If you would like to opt-out of the Technologies we employ on our Services, you may do so by blocking, deleting, or disabling them as your browser or device permits.

3.3 THIRD-PARTY WEBSITES AND SOCIAL MEDIA PLATFORMS

The Services may contain links to other websites and other websites may reference or link to our Services. These other domains and websites are not controlled by us, and BugXHunter does not endorse or make any representations about third-party websites or social media platforms. We encourage our users to read the privacy policies of each and every website and application with which they interact. We do not endorse, screen or approve, and are not responsible for the privacy practices or content of such other websites or applications. Visiting these other websites or applications is at your own risk.

BugXHunter’s Services may include publicly accessible blogs, community forums, or private messaging features. The Services may also contain links and interactive features with various social media platforms (e.g., widgets). If you already use these platforms, their cookies may be set on your device when using our Site or other Services. You should be aware that personal information which you voluntarily include and transmit online in a publicly accessible blog, chat room, social media platform or otherwise online, or that you share in an open forum may be viewed and used by others without any restrictions. We are unable to control such uses of your information when interacting with a social media platform, and by using such services you assume the risk that the personal information provided by you may be viewed and used by third parties for any number of purposes.

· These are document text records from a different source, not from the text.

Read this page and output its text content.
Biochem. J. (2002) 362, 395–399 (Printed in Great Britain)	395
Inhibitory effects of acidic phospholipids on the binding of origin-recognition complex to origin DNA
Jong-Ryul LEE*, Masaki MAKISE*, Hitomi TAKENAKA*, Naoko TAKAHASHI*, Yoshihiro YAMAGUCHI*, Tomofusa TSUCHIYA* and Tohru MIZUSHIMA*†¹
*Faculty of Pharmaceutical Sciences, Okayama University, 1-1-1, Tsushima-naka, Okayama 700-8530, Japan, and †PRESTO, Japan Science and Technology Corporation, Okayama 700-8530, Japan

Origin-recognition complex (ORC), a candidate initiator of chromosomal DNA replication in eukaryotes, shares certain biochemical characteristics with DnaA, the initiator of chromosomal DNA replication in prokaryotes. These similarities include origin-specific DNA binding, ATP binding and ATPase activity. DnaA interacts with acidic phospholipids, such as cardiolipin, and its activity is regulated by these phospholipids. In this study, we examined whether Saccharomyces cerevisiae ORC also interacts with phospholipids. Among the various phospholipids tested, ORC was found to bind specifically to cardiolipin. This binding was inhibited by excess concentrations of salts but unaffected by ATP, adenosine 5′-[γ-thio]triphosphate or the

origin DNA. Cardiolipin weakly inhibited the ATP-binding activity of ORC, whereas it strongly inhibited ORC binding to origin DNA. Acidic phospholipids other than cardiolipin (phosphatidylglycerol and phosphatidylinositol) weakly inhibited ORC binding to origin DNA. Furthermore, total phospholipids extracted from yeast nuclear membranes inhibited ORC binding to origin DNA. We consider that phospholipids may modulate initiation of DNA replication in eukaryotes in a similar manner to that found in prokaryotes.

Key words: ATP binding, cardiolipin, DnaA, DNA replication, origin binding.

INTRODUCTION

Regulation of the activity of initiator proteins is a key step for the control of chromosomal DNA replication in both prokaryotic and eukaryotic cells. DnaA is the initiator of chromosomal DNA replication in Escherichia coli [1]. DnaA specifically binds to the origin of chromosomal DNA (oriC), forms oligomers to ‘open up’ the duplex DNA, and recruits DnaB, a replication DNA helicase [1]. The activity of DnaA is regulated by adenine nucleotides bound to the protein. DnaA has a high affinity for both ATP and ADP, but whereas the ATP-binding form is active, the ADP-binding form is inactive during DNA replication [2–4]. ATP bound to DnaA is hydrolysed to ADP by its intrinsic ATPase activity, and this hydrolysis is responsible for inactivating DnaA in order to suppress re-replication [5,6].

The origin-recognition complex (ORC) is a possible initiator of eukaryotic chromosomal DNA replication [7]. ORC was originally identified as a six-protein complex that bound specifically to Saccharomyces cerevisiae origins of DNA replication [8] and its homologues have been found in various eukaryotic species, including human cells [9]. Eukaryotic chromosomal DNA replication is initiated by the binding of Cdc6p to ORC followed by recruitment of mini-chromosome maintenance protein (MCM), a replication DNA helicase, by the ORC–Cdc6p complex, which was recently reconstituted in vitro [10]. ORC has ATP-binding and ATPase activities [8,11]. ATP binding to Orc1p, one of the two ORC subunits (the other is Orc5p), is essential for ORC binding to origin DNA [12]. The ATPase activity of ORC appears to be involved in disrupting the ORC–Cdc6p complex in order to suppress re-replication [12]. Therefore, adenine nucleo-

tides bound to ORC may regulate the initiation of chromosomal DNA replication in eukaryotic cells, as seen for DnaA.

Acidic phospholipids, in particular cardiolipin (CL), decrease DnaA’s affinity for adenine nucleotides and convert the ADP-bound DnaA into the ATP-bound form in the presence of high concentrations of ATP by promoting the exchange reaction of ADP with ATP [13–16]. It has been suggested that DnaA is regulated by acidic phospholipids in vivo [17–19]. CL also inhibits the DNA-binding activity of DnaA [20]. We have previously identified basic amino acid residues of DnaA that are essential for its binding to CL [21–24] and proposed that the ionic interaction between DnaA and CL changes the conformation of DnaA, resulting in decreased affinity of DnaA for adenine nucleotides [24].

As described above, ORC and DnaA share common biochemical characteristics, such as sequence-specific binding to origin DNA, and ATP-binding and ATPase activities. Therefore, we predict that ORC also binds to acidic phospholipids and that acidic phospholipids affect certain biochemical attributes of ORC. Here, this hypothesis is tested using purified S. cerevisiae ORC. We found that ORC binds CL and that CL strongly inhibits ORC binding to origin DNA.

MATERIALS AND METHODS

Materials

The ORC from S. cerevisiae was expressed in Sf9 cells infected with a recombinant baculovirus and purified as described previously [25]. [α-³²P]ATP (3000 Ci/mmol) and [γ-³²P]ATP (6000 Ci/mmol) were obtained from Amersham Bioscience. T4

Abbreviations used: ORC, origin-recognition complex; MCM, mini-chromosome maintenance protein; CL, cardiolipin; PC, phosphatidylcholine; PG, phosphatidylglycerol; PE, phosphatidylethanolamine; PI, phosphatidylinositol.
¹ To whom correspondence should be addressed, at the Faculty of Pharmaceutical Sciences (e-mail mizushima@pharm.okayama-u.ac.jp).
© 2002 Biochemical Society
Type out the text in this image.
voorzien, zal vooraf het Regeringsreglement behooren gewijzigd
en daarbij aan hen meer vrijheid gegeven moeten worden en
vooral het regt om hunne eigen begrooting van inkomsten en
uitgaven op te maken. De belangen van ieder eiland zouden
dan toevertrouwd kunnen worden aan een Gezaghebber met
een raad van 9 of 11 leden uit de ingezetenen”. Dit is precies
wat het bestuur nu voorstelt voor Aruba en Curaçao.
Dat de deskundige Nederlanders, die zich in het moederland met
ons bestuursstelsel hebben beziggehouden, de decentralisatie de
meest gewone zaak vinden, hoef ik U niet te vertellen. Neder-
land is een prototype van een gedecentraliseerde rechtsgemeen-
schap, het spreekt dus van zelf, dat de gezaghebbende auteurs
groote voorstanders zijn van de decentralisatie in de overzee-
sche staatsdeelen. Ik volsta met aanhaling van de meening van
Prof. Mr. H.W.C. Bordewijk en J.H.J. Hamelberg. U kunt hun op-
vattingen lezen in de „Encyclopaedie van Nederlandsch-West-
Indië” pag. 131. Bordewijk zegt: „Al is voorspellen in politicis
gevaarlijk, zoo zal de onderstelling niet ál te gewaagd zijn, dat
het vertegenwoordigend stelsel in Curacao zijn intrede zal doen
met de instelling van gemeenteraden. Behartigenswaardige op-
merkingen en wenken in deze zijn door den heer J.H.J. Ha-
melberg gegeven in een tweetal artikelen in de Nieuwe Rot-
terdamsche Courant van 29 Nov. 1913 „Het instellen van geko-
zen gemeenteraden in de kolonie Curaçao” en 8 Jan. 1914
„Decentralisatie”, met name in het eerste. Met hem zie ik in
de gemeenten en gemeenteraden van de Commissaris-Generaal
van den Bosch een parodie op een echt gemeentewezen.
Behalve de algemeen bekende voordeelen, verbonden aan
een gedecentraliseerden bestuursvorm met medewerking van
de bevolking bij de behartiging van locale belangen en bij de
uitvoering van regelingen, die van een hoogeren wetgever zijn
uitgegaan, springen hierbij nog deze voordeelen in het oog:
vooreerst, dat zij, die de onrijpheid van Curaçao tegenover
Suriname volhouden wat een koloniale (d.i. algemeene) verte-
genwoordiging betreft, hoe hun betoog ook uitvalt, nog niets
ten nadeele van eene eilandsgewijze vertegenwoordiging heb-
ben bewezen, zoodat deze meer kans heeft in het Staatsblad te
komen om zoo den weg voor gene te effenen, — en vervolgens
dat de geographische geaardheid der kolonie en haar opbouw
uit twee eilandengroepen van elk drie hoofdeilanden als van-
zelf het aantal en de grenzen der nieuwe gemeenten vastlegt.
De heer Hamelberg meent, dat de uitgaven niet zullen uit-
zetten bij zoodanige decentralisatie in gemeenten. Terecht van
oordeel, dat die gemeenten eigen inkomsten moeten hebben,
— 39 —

3.4 THIRD-PARTY PAYMENT PROCESSING

If you use the Services to make, receive or facilitate payments in connection with the Services, we and Third-Party applications may collect certain financial information from you to process transactions, including your name, email address, address, financial account information and other billing information.

4. ONWARD TRANSFER—BUGXHUNTER MAY DISCLOSE YOUR INFORMATION
4.1 INFORMATION WE SHARE

We may share your information as described in this Privacy Policy (e.g., with our third-party service providers; to comply with legal obligations; to protect and defend our rights and property) or with your permission.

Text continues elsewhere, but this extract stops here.